After a moment, she sits back in her seat and pulls away from the curb,

driving us to my grandmother’s.

My mother won’t eat after five o’clock, so these dinners with my

grandmother happen early in the afternoon and every week now, given that

I’m so close to the ball and getting my ducks in a row for college. Mimi likes

to be kept abreast of everything.

Tucker opens the front door before my mother has a chance to and steps

aside for us to enter. I swipe my phone from my school bag before he has a

chance to take it for me, and then I follow my mom into the foyer.
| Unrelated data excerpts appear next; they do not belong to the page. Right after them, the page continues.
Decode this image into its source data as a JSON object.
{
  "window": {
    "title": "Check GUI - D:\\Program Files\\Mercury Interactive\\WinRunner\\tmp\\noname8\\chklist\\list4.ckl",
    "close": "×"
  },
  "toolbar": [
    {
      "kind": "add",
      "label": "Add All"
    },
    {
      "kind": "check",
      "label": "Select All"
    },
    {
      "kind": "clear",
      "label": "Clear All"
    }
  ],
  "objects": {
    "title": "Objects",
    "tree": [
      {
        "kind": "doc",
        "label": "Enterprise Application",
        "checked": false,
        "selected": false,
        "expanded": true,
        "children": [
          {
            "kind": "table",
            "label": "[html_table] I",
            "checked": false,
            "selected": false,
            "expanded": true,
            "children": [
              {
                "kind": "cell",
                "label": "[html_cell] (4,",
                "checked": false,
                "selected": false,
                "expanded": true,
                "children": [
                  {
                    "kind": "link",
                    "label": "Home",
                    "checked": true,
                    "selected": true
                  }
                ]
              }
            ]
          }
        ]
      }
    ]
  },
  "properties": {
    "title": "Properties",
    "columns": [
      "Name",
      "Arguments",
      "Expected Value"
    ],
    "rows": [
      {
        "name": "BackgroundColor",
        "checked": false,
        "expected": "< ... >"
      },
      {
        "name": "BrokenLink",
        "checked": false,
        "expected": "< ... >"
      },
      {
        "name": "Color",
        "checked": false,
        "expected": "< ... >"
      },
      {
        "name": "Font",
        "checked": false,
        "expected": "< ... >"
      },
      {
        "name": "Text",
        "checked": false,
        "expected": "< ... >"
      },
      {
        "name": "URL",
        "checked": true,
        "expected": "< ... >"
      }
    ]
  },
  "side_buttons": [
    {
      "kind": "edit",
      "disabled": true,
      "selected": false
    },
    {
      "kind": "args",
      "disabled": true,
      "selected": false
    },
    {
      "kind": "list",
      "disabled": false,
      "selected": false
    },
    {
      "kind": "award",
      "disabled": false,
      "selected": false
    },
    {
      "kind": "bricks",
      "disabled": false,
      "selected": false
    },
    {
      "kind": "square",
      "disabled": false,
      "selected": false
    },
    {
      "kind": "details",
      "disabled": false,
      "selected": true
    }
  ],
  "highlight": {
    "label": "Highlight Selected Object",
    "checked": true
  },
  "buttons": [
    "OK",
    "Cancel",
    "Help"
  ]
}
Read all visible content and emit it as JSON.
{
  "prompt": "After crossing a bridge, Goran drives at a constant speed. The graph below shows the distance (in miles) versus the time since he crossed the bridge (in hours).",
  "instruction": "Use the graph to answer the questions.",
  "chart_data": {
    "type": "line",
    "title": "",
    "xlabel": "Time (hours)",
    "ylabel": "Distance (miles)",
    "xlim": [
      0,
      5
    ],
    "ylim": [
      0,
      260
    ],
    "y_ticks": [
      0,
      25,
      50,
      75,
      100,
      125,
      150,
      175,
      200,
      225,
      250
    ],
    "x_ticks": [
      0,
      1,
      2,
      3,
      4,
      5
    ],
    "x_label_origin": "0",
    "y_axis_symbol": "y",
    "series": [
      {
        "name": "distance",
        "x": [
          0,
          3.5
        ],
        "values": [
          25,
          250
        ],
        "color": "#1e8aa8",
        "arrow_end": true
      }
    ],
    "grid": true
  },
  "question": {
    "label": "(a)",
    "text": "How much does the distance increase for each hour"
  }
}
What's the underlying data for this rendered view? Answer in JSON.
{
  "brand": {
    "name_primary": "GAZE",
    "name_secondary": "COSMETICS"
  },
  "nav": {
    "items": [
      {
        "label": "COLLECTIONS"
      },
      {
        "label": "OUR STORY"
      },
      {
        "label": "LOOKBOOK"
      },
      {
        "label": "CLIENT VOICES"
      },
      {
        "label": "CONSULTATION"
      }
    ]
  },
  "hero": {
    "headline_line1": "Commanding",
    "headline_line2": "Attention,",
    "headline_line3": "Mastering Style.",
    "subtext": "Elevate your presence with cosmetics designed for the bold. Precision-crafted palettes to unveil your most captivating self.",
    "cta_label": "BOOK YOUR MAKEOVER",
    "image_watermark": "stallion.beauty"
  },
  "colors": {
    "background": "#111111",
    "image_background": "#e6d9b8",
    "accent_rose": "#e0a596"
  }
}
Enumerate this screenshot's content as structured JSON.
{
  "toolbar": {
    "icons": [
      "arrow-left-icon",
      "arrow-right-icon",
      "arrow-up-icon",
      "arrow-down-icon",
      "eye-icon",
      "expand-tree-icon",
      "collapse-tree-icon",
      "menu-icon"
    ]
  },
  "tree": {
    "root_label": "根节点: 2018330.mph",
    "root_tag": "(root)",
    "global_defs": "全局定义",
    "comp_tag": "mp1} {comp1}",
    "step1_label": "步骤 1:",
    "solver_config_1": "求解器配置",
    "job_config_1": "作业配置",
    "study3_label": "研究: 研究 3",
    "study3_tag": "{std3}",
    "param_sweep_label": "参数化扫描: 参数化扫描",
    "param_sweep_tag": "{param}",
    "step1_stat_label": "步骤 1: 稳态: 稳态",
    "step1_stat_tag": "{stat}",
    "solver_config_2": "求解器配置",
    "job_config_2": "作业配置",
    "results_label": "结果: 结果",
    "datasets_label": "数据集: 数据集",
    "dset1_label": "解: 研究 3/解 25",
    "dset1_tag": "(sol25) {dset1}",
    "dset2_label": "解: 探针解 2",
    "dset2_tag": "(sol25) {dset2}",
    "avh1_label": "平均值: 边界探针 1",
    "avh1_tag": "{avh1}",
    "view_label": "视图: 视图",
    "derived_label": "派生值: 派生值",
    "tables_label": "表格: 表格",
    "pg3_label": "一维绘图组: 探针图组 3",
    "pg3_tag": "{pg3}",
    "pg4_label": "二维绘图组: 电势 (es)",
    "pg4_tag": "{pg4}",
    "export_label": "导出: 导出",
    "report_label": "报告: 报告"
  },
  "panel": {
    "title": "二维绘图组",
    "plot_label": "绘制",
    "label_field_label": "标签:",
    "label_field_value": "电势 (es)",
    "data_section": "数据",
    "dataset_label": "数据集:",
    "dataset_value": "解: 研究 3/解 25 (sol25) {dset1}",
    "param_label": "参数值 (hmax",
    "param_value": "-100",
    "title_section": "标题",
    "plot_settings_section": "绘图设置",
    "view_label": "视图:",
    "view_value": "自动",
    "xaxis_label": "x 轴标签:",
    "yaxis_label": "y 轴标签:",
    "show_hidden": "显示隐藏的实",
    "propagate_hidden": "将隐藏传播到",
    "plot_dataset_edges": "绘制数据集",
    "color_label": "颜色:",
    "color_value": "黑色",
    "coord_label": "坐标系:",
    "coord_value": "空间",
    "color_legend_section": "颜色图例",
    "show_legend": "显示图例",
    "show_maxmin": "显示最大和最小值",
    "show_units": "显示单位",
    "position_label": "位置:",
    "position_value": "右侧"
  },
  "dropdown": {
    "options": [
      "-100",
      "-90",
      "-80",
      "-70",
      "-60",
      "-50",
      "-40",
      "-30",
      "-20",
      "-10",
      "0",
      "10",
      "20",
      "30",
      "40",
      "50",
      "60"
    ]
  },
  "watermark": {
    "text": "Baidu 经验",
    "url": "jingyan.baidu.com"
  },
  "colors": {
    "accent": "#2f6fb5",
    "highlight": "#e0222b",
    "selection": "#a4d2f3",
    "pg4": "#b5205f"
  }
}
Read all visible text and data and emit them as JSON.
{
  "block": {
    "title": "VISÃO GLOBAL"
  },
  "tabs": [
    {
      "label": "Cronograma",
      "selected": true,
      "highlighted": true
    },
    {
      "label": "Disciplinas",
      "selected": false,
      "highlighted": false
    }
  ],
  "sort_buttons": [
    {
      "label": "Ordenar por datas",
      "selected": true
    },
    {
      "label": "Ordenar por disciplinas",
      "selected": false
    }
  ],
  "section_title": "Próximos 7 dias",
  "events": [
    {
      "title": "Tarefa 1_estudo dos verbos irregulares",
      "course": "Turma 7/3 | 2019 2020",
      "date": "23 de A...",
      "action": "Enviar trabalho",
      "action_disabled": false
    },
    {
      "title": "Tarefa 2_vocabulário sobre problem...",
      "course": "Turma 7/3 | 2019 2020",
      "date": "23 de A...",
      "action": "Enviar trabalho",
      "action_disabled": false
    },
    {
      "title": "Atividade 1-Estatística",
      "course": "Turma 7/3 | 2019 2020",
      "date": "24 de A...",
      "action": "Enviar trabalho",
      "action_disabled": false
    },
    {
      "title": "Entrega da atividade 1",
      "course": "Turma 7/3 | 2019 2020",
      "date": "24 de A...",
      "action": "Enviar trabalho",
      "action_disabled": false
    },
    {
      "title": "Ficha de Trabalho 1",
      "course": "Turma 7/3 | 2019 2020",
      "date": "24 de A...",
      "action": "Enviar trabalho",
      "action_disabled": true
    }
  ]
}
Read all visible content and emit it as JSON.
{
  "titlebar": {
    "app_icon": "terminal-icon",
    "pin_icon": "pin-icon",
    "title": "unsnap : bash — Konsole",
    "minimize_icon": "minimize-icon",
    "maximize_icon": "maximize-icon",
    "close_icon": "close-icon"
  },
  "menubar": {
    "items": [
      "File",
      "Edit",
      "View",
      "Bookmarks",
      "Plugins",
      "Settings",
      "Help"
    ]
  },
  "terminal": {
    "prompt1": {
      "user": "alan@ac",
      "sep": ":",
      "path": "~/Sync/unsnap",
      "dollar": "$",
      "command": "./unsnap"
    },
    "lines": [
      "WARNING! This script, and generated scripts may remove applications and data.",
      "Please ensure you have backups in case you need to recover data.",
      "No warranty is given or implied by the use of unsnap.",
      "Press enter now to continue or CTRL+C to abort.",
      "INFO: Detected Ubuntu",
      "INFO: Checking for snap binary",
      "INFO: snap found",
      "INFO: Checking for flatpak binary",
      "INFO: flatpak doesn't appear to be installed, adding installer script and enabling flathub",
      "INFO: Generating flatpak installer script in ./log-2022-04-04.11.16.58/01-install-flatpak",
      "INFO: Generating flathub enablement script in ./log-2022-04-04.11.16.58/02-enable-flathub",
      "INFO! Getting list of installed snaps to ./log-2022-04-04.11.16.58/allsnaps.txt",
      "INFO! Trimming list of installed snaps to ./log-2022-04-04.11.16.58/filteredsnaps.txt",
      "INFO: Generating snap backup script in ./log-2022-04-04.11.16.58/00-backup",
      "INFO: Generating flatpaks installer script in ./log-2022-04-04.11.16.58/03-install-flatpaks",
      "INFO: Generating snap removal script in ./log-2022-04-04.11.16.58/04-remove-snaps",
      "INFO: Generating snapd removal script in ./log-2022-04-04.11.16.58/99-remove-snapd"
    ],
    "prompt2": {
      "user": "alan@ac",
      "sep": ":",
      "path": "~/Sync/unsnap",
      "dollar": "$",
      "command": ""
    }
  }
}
“Good afternoon,” I hear Mimi say.

My mom embraces her, their lips not quite touching each other’s skin as I

shiver in the cold marble room. I look around, inhaling the scent of talcum

powder and lavender that always pervaded this house, like my grandmother

was ninety when she’s only sixty-five.

The white walls are only discernible from the white floors by the streaks

of gray in the stone under my feet. I like white, but this house is like 1980s

white—white wood with gold fixtures, splashes of yellow, and beveled

mirrors where the frames are also mirrors. I’m pretty sure it’s supposed to

look art deco, but it just looks stupid.

“Hi, Mimi.” I smile, mimicking my mother and embracing her with a

kissing sound.

“Oh, you’re getting so pretty,” she coos.

She says that every time. Getting pretty. Not quite there, but getting there.